The Benelli M2 is a semi-automatic shotgun manufactured by Benelli Armi, and the second model of the Benelli Super 90 line of semi-automatic shotguns. It is an updated version of the Benelli M1. Like its predecessor, it is available in several versions for civilian, law enforcement and military use. It features the proprietary Benelli inertia system of operation.

== History ==
The M2 was introduced in 2004 as a successor to the Benelli M1.

==Operation==
The inertia recoil system was developed for the Benelli M1, M2, and M3 shotguns in the early 1980s. This short-stroke recoil system is dependent upon the force of the shotgun's rearward movement under recoil.

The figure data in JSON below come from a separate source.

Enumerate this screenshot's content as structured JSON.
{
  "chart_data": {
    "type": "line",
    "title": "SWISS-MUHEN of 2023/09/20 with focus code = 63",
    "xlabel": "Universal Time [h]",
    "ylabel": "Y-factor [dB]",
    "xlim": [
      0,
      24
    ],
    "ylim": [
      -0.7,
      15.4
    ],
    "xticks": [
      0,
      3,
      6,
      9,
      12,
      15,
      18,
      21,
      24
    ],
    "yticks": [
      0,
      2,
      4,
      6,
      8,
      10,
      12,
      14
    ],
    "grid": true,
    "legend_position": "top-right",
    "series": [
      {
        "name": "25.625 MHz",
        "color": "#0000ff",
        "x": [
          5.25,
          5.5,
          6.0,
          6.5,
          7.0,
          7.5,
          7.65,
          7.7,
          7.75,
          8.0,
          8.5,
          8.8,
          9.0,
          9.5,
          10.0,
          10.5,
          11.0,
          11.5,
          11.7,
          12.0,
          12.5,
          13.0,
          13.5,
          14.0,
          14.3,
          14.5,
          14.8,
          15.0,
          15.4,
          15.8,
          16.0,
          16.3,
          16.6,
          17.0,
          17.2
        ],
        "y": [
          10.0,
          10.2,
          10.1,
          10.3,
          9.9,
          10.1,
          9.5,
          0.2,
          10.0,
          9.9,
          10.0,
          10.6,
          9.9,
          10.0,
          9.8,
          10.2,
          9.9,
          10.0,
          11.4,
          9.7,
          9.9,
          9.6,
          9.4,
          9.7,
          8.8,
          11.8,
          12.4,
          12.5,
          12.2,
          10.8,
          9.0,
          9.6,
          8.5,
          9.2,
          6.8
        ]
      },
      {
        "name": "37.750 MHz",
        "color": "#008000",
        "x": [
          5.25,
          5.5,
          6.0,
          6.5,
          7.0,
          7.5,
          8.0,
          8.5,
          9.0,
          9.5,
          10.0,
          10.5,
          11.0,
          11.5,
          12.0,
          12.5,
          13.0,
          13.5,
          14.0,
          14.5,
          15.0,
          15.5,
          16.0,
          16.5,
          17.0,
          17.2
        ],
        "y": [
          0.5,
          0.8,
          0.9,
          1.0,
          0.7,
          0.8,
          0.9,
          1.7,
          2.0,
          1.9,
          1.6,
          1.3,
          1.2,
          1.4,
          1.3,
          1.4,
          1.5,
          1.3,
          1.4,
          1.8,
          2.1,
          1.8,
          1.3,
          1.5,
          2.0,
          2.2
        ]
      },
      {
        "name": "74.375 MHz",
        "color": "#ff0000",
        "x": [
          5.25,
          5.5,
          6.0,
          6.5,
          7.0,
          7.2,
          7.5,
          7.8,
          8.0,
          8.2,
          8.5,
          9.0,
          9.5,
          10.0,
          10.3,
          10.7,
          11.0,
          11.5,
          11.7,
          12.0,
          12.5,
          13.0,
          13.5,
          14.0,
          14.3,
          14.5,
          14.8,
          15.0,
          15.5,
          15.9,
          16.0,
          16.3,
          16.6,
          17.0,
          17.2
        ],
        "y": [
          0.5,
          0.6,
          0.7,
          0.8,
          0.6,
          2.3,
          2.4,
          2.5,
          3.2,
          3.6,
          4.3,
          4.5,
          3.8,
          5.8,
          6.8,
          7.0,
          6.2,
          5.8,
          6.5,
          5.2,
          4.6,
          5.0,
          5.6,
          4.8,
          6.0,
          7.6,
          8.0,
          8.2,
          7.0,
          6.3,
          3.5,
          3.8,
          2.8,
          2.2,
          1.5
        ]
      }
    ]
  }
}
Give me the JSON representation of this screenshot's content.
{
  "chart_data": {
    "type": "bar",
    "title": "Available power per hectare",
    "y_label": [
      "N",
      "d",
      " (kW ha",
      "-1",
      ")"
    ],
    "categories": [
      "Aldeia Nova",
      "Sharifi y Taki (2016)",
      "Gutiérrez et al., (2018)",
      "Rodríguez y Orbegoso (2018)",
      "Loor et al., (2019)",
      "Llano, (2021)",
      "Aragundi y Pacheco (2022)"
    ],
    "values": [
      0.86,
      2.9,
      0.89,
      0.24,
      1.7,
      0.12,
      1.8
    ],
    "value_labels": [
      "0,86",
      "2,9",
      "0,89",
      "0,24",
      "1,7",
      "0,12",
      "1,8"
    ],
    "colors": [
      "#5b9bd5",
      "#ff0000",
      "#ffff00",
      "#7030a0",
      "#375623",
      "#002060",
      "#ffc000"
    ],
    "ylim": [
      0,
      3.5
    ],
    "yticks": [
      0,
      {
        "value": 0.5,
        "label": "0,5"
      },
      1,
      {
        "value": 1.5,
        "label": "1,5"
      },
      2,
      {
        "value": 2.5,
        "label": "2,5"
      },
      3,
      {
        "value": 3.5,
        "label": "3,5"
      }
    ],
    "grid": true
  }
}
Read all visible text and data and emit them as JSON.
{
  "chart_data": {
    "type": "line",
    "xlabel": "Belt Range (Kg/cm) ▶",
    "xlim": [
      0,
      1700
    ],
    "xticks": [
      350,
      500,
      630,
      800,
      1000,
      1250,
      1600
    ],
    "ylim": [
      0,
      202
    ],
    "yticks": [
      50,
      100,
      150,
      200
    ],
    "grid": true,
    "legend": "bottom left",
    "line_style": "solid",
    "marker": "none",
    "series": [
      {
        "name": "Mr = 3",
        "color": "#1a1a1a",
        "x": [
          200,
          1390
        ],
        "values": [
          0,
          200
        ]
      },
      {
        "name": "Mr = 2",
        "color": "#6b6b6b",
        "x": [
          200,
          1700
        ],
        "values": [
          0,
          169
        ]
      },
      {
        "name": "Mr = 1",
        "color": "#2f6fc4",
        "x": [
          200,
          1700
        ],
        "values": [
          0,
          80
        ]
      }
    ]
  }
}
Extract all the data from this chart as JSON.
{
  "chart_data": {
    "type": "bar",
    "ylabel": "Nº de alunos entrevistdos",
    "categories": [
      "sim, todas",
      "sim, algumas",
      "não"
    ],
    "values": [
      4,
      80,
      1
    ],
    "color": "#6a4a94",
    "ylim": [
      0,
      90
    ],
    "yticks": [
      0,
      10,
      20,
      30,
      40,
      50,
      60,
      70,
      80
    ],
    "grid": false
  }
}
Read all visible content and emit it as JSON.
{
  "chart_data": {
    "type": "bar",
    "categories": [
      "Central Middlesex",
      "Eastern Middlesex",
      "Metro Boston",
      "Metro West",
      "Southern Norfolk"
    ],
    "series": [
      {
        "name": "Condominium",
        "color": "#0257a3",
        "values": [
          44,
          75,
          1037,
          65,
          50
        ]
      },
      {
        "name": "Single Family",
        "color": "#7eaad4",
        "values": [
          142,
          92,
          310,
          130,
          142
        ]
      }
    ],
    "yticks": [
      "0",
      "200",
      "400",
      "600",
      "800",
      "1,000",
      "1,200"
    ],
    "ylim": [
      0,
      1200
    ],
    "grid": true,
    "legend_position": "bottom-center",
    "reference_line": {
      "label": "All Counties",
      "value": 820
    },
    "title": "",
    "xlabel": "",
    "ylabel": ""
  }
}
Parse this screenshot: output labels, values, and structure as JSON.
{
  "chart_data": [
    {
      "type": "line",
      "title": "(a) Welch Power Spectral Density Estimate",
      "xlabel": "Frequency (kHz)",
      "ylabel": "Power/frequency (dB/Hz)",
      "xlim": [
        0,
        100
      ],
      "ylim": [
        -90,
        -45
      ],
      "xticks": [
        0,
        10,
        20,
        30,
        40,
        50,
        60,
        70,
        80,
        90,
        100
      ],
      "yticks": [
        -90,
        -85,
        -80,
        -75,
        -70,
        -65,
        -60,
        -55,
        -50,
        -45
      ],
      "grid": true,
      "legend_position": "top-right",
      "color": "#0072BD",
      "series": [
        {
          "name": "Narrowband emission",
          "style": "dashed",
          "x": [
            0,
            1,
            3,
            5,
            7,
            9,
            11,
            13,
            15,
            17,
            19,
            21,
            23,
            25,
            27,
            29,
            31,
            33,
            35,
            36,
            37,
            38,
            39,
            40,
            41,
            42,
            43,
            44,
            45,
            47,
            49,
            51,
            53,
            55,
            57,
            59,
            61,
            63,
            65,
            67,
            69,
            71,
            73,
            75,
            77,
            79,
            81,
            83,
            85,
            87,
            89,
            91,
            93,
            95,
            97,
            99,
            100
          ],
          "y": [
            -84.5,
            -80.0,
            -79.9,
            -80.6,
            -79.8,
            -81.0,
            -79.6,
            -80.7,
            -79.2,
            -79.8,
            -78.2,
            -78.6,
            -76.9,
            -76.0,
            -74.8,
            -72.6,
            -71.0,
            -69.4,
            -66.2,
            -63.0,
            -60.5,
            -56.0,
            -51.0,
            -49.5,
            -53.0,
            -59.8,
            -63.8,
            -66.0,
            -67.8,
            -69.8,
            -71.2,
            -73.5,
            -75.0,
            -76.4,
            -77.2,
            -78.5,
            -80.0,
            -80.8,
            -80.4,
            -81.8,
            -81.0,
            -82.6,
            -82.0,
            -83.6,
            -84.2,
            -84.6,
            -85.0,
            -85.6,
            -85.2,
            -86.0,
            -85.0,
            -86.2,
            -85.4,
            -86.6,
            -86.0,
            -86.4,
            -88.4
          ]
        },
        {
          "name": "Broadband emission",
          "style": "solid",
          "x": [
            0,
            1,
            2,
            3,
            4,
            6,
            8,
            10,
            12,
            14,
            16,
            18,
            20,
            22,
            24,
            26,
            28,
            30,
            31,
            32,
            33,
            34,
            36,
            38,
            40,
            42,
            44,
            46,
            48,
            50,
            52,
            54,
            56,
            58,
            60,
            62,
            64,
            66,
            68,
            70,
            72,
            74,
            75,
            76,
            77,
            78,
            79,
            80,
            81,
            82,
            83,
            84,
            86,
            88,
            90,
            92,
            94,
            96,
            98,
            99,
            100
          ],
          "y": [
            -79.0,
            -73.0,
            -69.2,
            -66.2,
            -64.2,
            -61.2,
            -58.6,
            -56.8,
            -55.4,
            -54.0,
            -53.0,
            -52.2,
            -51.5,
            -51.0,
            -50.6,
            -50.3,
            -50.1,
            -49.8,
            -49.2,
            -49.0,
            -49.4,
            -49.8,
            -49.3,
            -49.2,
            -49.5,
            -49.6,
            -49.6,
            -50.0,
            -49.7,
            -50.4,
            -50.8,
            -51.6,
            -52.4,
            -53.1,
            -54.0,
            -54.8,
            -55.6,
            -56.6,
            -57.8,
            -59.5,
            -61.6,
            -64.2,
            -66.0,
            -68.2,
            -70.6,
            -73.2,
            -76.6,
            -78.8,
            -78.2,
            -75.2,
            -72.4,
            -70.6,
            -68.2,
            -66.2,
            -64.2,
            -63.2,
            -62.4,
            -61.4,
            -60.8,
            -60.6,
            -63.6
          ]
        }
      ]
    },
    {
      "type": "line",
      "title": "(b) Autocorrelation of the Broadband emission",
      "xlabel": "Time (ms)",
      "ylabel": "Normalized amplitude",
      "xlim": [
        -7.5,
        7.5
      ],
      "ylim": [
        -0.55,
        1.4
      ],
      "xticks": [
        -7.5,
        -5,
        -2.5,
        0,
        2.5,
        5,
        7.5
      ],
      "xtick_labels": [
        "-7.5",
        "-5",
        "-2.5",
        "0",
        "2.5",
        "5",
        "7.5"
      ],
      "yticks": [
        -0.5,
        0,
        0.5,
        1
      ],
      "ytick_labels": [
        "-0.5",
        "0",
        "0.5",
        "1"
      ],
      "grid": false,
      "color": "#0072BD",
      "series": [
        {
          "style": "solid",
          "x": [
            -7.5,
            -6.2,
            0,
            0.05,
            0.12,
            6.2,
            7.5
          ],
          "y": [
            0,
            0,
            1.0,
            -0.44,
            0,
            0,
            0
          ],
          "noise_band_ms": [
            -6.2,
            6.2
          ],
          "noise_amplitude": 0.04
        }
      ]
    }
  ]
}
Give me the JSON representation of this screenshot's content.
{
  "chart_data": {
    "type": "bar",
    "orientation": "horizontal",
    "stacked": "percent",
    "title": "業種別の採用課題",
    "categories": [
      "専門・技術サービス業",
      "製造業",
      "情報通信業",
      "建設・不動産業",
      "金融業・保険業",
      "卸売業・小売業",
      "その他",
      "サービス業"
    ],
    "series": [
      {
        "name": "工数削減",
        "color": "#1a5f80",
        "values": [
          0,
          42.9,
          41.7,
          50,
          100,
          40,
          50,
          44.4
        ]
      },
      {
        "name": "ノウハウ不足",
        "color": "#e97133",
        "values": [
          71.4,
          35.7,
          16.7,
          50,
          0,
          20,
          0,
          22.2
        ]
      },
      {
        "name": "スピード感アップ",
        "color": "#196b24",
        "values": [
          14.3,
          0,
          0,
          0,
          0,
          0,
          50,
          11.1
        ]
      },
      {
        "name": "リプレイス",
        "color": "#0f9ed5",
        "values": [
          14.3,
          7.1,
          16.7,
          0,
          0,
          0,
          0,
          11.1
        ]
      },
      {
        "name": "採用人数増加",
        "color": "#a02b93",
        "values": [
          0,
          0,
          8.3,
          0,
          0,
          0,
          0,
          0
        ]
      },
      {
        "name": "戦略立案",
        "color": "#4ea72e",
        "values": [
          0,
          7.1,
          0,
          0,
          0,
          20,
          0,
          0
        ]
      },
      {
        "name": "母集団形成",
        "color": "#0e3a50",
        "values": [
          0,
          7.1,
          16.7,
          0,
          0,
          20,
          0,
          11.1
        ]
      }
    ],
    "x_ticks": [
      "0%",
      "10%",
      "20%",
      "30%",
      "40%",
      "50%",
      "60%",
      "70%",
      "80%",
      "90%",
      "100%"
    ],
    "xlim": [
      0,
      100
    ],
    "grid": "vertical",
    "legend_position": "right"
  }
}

As a result of inertia, heavier loads cycle in a shorter amount of time.

The recoil spring is housed within the butt stock in the same manner as a Browning Auto-5 or Remington 1100; as a result, the shotgun can only cycle with a butt stock in place.

==Users==
The M2 Super 90 is marketed as a tactical or defensive shotgun to military and police forces as well as to civilian hunters and target shooters for skeet, sporting clays and trap shooting.

Exhibition sharpshooter Tom Knapp used a Benelli M2 in many of his shooting demonstrations, breaking 10 clays in 2.2 seconds with the M2 and an extended magazine.